In a period marked by extremes in musical expression, Jaffe's music is direct and involving without ever being simplistic; emotionally complex but not convoluted. Writing about the composer's Double Sonata in the New York Times, Will Crutchfield remarked that the composer's harmonies were "rich with consonant intervals, although I would not call them neo-Romantic, and they certainly do not sound like any particular music of the past."
Some of the composer's most recent projects include Songs of Turning for soloists, chorus and orchestra for the 1996 Oregon Bach Festival, a Chamber Concerto ("Singing Figures") for oboe and ensemble, and three song cycles involving the poetry of Robert Francis: Four Songs with Ensemble (1989), Fort Juniper Songs (1990) and Pedal Point (1994). In March, 2000, the Greensboro Symphony (North Carolina) under Stuart Malina performed the premiere of the Concerto for Violin, which was written for soloist Nicholas Kitchen.
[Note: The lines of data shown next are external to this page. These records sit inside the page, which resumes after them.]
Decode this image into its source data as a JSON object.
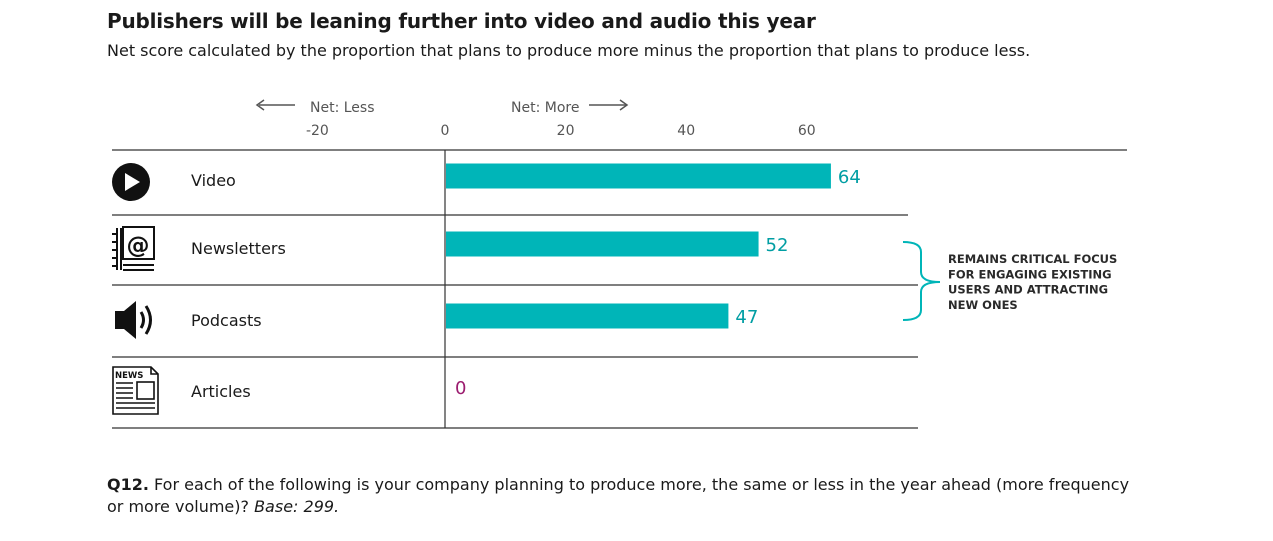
{
  "title": "Publishers will be leaning further into video and audio this year",
  "subtitle": "Net score calculated by the proportion that plans to produce more minus the proportion that plans to produce less.",
  "chart_data": {
    "type": "bar",
    "orientation": "horizontal",
    "categories": [
      "Video",
      "Newsletters",
      "Podcasts",
      "Articles"
    ],
    "icons": [
      "play-icon",
      "newsletter-icon",
      "speaker-icon",
      "news-icon"
    ],
    "values": [
      64,
      52,
      47,
      0
    ],
    "value_labels": [
      "64",
      "52",
      "47",
      "0"
    ],
    "xlim": [
      -20,
      60
    ],
    "ticks": [
      -20,
      0,
      20,
      40,
      60
    ],
    "tick_labels": [
      "-20",
      "0",
      "20",
      "40",
      "60"
    ],
    "direction_labels": {
      "less": "Net: Less",
      "more": "Net: More"
    },
    "colors": {
      "bar": "#00b5b8",
      "value": "#009ea3",
      "zero_value": "#9b1c6f",
      "text": "#1a1a1a",
      "axis": "#333333",
      "muted": "#555555"
    },
    "annotation": {
      "text_lines": [
        "REMAINS CRITICAL FOCUS",
        "FOR ENGAGING EXISTING",
        "USERS AND ATTRACTING",
        "NEW ONES"
      ],
      "applies_to": [
        "Newsletters",
        "Podcasts"
      ]
    }
  },
  "footnote": {
    "label": "Q12.",
    "text": " For each of the following is your company planning to produce more, the same or less in the year ahead (more frequency or more volume)? ",
    "base": "Base: 299."
  }
}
Jaffe lives in Durham, North Carolina, where he teaches at Duke University and directs the series Encounters: With the Music of Our Time. Also active as a performing musician, Stephen Jaffe's recent repertoire as pianist and conductor has included, (in addition to performances of his own music), Ligeti's Chamber Concerto, Night Thoughts, Appalachian Spring by Aaron Copland, Yehudi Wyner's On This Most Voluptuous Night, and Igor Stravinsky's L'Histoire du Soldat.